What made your lesson observation “outstanding”? What could have tipped that “good” into outstanding? What skills (aside from maths and say…a spreadsheet) were the kids using at the bake sale they held? What about the problem-solving skills student technicians use, who help with assemblies, plays and productions? (How did you work out it was the cable that was unplugged?)
Or those communication and role-modelling skills the e-safety ambassadors use in your school? Did they have to refine their presentation?
What about the unwritten curriculum you teach when you hold that cool robotics or Lego Wedo Club you teach at lunch or after school, when you’re free from curricular restraints, monitoring and you and your students are free to explore, create and have fun?
You’ve been doing real-world computing.
Digital Technology: It’s All Around Us
When we shop, order food, press the button to cross the street, play sports, get ready for work, pay bills, watch the commentators analyse the footie or debate about putting a camera inside the football, etc, society is permeated with technology. “There’s an app for that!” The advent of SMART phones, the ever-improving Wi-Fi network (near world-wide) and the ever-increasing internet of things in recent years has only accelerated this pace. (I must admit I’m very curious to see what happens to our devices when AI merges with Android, Windows or IOS. I hope it’s not a Skynet situation!) In fact, we are now more likely to find technology and internet in even the remotest place on earth.
Programming: It’s all around us.
Algorithms, functions, variables, selection, conditionals, scripts, procedures, coding, programming, debugging, problem-solving, process, to call, loops, execute, etc. Not just in the gadgets we use, but in everyday life, in our daily activities, in the real world. If we “unplug” these terms, we can understand this better.
An algorithm is a precise set of instructions to solve a problem or achieve a specific objective, for example baking a cake, brushing your teeth, washing the car, writing a story and recording your favourite TV show. If you’re sloppy, mess up or record the wrong show chances are your instructions need improving. In this case, the computer programme has a few bugs and doesn’t achieve it’s intended objective.
A conditional is a statement that a programme checks to check if it is true or false. If the weather is sunny, then I will go to the beach. If the ball touches my leg (in Dodgeball), then I’m out, etc Think of how many unwritten conditionals (rules, expectations, do’s/don’ts, you have in your classroom. There’s actually quite a lot and more than the few classroom rules displayed on the door. If your classroom runs smoothly, then you’re very organised and this gives an efficient impression to the visitor. Now, imagine how many conditionals are needed to make a computer programme look really smart and clever.
A function is a piece of code you can call over and over again. It’s an action performed by an object.
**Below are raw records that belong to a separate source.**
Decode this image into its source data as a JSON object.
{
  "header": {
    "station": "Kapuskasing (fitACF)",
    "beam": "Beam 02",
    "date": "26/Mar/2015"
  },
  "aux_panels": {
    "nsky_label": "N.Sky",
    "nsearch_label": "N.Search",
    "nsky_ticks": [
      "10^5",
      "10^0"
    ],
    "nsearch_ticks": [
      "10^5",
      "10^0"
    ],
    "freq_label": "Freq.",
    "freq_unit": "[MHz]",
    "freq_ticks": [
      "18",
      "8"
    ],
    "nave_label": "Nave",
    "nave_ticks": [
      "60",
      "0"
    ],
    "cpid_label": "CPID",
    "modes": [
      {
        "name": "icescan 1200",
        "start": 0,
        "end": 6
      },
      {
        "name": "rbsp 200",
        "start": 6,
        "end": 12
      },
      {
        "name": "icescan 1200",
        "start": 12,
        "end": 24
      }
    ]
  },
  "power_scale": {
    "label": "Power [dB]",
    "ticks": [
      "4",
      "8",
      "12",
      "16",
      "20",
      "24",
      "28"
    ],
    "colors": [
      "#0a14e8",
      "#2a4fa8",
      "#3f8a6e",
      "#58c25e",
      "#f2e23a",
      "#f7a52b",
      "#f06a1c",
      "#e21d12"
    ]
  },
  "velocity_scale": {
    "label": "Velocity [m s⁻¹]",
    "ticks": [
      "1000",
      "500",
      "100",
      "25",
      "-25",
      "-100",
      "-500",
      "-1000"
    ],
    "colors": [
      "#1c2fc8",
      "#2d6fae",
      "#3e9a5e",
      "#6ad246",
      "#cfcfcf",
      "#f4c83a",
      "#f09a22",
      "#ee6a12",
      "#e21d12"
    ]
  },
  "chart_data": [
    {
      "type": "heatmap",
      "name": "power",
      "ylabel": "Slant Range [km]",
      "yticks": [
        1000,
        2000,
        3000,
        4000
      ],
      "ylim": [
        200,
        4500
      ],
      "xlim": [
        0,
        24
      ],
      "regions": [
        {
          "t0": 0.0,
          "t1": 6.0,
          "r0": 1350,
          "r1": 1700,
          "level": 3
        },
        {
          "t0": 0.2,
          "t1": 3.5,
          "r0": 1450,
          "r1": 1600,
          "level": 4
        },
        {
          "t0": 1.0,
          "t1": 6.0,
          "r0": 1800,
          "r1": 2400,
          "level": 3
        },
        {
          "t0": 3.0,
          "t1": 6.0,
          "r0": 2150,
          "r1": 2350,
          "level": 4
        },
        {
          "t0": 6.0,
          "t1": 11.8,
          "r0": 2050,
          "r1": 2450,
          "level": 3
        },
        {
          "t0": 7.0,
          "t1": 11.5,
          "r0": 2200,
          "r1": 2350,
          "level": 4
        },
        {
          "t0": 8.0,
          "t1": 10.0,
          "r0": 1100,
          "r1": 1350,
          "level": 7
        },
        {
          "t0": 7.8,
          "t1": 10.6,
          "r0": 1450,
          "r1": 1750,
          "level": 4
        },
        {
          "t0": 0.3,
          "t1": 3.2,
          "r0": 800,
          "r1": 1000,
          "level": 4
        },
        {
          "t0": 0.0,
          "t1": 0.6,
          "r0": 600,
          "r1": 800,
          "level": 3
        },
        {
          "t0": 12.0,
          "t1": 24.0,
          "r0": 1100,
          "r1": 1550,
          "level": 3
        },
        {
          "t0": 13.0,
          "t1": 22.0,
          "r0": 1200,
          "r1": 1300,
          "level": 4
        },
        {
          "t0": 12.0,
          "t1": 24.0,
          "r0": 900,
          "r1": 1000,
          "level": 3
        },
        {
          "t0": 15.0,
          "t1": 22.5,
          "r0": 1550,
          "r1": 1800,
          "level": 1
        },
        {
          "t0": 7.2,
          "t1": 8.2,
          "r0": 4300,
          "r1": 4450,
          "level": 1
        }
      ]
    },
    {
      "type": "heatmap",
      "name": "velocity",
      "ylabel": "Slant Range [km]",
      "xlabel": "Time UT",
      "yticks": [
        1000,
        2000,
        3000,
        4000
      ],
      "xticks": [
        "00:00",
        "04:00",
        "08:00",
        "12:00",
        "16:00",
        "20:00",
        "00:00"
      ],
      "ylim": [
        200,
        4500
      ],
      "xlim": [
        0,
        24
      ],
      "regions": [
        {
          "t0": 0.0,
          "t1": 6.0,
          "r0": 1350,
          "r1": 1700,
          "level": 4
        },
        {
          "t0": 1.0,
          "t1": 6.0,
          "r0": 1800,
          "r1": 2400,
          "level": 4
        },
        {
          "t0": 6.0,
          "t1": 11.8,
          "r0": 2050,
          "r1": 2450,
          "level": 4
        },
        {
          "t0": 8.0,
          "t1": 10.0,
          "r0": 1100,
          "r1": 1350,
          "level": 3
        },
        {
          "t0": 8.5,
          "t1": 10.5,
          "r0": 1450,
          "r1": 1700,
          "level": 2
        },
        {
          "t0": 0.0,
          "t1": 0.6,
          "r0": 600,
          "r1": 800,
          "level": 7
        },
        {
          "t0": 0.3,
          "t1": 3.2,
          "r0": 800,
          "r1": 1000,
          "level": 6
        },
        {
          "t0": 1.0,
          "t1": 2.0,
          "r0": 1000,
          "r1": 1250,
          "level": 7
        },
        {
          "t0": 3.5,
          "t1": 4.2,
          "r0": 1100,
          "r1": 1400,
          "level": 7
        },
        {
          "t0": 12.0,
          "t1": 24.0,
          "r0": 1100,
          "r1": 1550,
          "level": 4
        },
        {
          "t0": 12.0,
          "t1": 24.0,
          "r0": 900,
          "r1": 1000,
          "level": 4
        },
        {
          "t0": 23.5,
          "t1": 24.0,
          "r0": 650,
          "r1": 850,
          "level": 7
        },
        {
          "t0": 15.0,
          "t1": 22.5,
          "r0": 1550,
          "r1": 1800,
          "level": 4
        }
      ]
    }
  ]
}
There are two parts: “The Call” & “The Declaration”. The chorus in piece of music is “called” over and over with just one word: chorus; the chorus is a function. “Get ready for school” is an overarching function composed of smaller ones: get dressed, make the bed, eat breakfast, etc. How smoothly does your classroom run and how efficient is it, especially when visitors or the head walks in? Think about your classroom monitors (if you have older students). Who’s in charge of the book corner? Who’s the register monitor? Book monitor? Etc. What are the specific jobs and the outcomes the student is expected to do? The teacher is the overarching programme and the monitors are the functions.
Programming a really good and efficient game takes a lot of planning. To “give the impression” that the game/sprite can do all these things by itself, will take some good programming with functions, conditionals and making code efficient.
It’s the real-world classroom.
As Steve Jobs once said “Everybody in this country should learn to program a computer…because it teaches you how to think.” It was what I was inherently teaching all along, but couldn’t see the forest for the trees or should I say “While True: Plan, mark, teach–eat, sleep, repeat!”
When I first started teaching, I had the basic classroom rules, a few conditionals and not many functions/monitors. As I progressed in my career, I evaluated my experiences, gradually refining and defining my classroom to have less rules, but more functions, giving students responsibilities and ownership for an aspect of the classroom. As a result, I achieved a more efficient and effective classroom which made my job a bit easier. (I’ve simplified this metaphor—and of course there’s so many more dynamics to teaching and classroom management I’ve not included).
But my point is this: the more I delved into programming, researched computational thinking, looked for unplugged examples and refined my pseudo-code understanding, the more I began to understand my own thinking and how I was thinking. This was especially true when it came to teaching programming and wanting the best possible outcomes for the students.
That is one point when I realised Computing wasn’t just about teaching a set of curriculum objectives. It was much more than that. Something that many of us are already doing. It was the holistic approach. The real-world approach. You’ve been teaching more than one hour of Computing per week. Way to go! Kudos.
#RealWorldComputing (#RWC) is a holistic approach to doing Computing in real preparation for life.